これを 「組み込み」 に変更し、Next をクリックします。
手順 5: サイト設定
「いいえ」 が選択されていることを確認し、Next をクリックします。
手順 6: Default Agent User
デフォルト・エージェント (amldapuser) のパスワードを入力し、Next をクリックします。
手順 7: Configurator Summary Details
設定される内容を確認し、「設定の作成」 をクリックします。
設定が開始されます。
しばらくすると設定が完了し、上のようなダイアログが表示されます。
動作確認
先のダイアログにある 「ログインに進む」 をクリックすると、ログイン・ページが表示されます。User Name に amadmin、Password にさきほど指定したパスワードを入力し、「ログイン」 をクリックします。
![]()
| もしログイン・ページが表示されなかったら OpenSSO の設定完了後に GlassFish を再起動し、直接 http://opensolaris.example.com:8080/opensso へアクセスしてください。 $ ~/glassfish/bin/amadmin stop-domain && ~/glassfish/bin/amadmin start-domain |
管理ユーザ amadmin によってログインすることで、管理者向けのページが表示されます。

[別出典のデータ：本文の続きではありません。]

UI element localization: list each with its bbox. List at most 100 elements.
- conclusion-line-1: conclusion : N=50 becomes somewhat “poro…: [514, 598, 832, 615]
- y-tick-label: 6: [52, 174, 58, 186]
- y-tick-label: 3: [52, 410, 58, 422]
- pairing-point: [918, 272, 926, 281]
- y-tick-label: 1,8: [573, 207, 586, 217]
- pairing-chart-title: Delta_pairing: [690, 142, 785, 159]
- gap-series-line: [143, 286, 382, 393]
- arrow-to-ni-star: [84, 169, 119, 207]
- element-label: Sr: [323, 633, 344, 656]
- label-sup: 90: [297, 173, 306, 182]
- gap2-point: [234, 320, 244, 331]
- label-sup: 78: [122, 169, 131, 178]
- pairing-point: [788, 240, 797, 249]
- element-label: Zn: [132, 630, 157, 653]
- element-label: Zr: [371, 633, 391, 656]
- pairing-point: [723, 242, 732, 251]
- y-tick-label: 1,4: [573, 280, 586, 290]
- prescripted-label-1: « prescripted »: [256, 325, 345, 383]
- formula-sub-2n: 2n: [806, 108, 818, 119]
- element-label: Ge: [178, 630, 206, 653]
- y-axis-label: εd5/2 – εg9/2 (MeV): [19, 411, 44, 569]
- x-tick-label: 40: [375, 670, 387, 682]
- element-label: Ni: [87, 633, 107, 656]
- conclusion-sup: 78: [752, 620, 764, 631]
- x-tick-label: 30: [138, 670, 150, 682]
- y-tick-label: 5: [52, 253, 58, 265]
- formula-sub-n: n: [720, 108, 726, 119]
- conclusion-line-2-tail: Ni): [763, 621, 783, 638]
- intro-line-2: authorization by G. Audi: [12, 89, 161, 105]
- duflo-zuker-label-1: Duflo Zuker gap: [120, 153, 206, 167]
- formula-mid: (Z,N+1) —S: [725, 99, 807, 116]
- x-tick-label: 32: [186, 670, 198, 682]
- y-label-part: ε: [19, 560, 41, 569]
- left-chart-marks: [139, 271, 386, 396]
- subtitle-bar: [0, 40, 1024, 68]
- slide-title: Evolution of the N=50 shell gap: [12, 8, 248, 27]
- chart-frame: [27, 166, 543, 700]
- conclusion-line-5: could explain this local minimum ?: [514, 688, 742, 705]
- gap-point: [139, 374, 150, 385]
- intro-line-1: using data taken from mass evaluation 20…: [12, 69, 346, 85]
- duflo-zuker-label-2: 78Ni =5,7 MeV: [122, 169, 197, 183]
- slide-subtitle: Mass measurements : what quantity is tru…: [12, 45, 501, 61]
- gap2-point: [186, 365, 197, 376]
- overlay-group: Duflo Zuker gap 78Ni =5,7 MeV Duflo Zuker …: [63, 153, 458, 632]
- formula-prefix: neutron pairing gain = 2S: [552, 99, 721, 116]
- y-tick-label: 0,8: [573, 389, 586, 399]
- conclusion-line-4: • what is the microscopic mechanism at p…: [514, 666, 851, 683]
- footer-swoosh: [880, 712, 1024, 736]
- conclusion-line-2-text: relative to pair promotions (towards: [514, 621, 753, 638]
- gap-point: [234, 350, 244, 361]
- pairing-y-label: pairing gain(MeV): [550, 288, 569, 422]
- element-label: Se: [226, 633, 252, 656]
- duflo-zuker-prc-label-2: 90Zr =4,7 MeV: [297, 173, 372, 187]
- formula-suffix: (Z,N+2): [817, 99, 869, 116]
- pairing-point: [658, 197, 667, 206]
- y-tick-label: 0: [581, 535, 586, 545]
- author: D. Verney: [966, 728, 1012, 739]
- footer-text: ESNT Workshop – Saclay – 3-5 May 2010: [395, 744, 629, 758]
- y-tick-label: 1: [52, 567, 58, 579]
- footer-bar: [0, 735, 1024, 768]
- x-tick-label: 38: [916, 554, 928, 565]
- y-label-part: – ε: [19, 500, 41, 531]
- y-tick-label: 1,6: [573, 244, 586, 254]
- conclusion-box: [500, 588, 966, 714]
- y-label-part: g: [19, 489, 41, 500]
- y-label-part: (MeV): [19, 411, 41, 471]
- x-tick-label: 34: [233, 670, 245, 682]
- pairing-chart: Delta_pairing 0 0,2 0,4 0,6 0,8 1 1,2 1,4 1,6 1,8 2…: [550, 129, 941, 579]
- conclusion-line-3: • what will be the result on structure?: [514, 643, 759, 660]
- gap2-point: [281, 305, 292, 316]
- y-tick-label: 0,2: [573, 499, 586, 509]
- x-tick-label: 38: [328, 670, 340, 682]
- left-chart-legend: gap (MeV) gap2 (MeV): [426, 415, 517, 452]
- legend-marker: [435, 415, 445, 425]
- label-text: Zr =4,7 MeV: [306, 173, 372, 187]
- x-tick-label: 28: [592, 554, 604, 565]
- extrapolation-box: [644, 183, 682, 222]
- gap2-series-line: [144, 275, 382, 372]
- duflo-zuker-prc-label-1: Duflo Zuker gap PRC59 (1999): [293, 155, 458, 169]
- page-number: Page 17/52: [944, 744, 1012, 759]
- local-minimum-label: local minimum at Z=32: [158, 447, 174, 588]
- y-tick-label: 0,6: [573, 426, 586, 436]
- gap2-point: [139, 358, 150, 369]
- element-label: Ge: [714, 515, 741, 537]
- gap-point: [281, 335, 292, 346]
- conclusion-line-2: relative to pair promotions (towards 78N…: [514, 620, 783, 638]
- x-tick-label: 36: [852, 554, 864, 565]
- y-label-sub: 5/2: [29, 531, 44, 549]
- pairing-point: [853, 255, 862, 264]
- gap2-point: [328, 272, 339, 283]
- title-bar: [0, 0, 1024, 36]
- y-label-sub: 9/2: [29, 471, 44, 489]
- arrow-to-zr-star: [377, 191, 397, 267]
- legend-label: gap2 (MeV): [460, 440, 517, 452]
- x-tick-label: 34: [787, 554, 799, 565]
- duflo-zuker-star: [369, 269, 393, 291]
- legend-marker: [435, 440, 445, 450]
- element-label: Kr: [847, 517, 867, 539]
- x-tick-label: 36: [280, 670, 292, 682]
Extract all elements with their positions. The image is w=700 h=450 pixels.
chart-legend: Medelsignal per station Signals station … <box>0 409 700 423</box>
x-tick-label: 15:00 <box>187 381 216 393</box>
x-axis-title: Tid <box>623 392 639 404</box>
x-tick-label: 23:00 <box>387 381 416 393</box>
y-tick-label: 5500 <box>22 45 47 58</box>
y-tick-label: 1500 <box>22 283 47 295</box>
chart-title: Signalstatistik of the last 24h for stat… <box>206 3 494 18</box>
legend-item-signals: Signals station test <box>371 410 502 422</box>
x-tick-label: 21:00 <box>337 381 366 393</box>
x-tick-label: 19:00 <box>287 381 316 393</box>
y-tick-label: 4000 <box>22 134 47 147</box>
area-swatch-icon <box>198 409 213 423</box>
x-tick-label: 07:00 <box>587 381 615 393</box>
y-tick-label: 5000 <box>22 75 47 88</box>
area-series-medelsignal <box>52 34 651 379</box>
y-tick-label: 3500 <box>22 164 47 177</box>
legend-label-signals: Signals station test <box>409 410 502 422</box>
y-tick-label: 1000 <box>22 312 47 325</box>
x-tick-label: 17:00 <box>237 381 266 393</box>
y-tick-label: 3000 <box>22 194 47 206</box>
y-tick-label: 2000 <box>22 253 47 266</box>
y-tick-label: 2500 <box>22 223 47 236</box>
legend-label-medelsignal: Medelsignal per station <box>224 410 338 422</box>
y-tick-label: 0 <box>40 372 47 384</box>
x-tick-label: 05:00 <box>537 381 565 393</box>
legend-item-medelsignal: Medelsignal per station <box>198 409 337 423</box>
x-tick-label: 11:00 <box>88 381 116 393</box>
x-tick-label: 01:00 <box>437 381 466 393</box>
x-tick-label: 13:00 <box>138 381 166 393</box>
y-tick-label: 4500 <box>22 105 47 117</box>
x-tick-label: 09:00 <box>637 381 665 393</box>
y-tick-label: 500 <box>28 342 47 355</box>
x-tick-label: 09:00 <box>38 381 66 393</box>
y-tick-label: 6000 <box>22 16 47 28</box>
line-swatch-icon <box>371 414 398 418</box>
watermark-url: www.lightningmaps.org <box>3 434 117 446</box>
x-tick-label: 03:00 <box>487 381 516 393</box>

右上の 「ログアウト」 ボタンをクリックし、ログアウトします。
再度ログイン・ページへアクセスし、今度は User Name に demo、Password に changeit と入力し、「ログイン」 をクリックします。
エンド・ユーザ向けのページが表示されます。
以上で動作確認は完了です。
サービスの停止
asadmin stop-domain を実行し、GlassFish を停止します。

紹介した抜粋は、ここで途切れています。